Altai-Koks
- Company type: Open Joint Stock Company
- Founded: 1981
- Headquarters: Zarinsk, Russia
- Revenue: 132,000,000 United States dollar (1994)
- Parent: NLMK
- Website: altai.nlmk.com

= Altai-Koks =

Russian coke producer

Open Joint-Stock Company Altai-Koks (Открытое акционерное общество «Алтай-кокс») is one of the largest Russian producers of coke and by-products. It produces coke and a wide range of chemical products. The company has a 13% share of overall Russian coke production.

==Geography & History==
The production site of OJSC Altai-Koks is located in Zarinsk, Altai Krai.
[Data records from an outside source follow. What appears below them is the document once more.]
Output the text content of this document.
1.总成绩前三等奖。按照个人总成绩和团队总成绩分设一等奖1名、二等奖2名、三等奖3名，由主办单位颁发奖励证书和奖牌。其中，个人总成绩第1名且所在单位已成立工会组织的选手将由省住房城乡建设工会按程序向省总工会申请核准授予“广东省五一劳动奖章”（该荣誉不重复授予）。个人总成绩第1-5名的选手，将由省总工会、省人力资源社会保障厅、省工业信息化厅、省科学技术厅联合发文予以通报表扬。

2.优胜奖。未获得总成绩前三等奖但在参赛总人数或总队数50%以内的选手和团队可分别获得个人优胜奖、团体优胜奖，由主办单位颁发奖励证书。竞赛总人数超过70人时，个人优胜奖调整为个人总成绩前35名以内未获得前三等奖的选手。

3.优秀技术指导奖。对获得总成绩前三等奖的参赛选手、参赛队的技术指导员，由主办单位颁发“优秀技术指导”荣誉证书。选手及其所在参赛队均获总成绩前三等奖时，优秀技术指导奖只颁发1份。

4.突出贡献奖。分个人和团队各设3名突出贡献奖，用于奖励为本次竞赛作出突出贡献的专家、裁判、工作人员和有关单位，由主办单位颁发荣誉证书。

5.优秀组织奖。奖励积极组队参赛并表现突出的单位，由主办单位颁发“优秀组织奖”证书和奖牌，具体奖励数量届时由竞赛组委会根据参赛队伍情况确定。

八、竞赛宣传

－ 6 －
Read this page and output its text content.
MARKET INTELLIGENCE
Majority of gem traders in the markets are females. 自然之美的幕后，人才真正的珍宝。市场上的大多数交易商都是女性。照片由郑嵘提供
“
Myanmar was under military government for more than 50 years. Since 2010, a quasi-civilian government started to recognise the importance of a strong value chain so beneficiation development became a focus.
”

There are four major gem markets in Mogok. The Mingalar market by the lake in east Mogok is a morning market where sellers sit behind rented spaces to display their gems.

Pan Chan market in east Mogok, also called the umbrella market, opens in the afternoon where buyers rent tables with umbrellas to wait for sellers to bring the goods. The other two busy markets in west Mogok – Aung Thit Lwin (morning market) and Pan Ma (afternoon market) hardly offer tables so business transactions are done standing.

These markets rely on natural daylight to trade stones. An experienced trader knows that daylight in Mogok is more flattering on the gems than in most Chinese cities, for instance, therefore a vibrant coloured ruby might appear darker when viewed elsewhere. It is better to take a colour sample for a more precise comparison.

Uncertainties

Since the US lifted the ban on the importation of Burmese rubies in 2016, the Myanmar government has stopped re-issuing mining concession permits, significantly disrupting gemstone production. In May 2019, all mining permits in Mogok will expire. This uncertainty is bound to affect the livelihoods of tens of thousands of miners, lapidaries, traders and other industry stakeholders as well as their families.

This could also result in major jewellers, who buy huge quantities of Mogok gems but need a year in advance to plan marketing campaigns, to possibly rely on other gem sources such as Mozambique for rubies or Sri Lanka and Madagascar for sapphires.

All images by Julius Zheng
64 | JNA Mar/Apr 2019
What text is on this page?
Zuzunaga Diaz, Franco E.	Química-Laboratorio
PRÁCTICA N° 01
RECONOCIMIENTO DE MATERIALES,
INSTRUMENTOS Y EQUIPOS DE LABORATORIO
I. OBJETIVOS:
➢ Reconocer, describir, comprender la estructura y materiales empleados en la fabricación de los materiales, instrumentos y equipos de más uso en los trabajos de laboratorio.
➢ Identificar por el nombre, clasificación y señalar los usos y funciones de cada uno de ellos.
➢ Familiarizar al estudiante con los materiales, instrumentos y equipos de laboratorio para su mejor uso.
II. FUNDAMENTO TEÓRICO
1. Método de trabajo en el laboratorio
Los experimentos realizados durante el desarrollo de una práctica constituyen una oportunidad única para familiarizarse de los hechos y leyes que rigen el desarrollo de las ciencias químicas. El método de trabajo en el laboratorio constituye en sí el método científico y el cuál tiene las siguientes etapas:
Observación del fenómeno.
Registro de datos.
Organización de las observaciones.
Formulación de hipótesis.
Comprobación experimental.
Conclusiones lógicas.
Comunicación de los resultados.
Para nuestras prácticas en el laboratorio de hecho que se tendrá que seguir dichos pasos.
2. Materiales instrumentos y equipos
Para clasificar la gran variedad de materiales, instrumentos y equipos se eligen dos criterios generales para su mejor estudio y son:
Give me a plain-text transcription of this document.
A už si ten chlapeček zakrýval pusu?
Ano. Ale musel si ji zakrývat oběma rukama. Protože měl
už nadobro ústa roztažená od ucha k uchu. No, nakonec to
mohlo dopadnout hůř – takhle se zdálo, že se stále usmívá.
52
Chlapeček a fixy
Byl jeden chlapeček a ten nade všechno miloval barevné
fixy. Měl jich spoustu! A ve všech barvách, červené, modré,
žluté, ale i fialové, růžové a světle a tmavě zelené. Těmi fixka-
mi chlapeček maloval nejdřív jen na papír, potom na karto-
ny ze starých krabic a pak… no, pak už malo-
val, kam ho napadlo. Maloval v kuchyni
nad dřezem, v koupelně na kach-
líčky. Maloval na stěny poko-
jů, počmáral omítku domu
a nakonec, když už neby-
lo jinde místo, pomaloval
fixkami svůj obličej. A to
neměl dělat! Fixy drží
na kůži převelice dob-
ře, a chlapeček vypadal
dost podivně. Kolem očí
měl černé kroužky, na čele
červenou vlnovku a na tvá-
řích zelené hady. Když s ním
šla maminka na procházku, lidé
The project to build the Altai coke and by-product plant was approved in 1971. In 1981, the first batch of coke was produced by coke battery No.1. Altai-Koks was incorporated as an Open Joint-Stock Company in 1993. In 2006 the Company became a part of Novolipetsk Steel.

==Products==
The Company processes coal extracted from the Kuznetsk Basin and has capacities to produce coke qualities for different applications and several kinds of chemical products. The main kinds of products are blast-furnace coke, foundry coke, coke nut and coke breeze. Chemicals production share in overall 2005 production results of the company was 8%. OJSC Altai-Koks supplies ammonium sulfate, coal-tar pitch, anthracene, naphthalene, absorbing and phenol fraction as well as crude benzole.

==Production==
In 2006 the fifth coke battery with annual coke production capacity of 1.14 million tonnes was commissioned. The new coke battery includes more powerful ovens producing coke of the highest quality. Upon commissioning of the fifth coke battery, the aggregate annual output reaches as much as 5 million tonnes of coke.

== Owners and membership ==
CEO - Valyas Vadim Ivanovich.

Founder - Novolipetsk Metallurgical Plant.

==Corporate responsibility==
OJSC Altai-Koks is a town-forming company and one of the largest employers and taxpayers in the Altai region. The company employs approximately 5,500 people.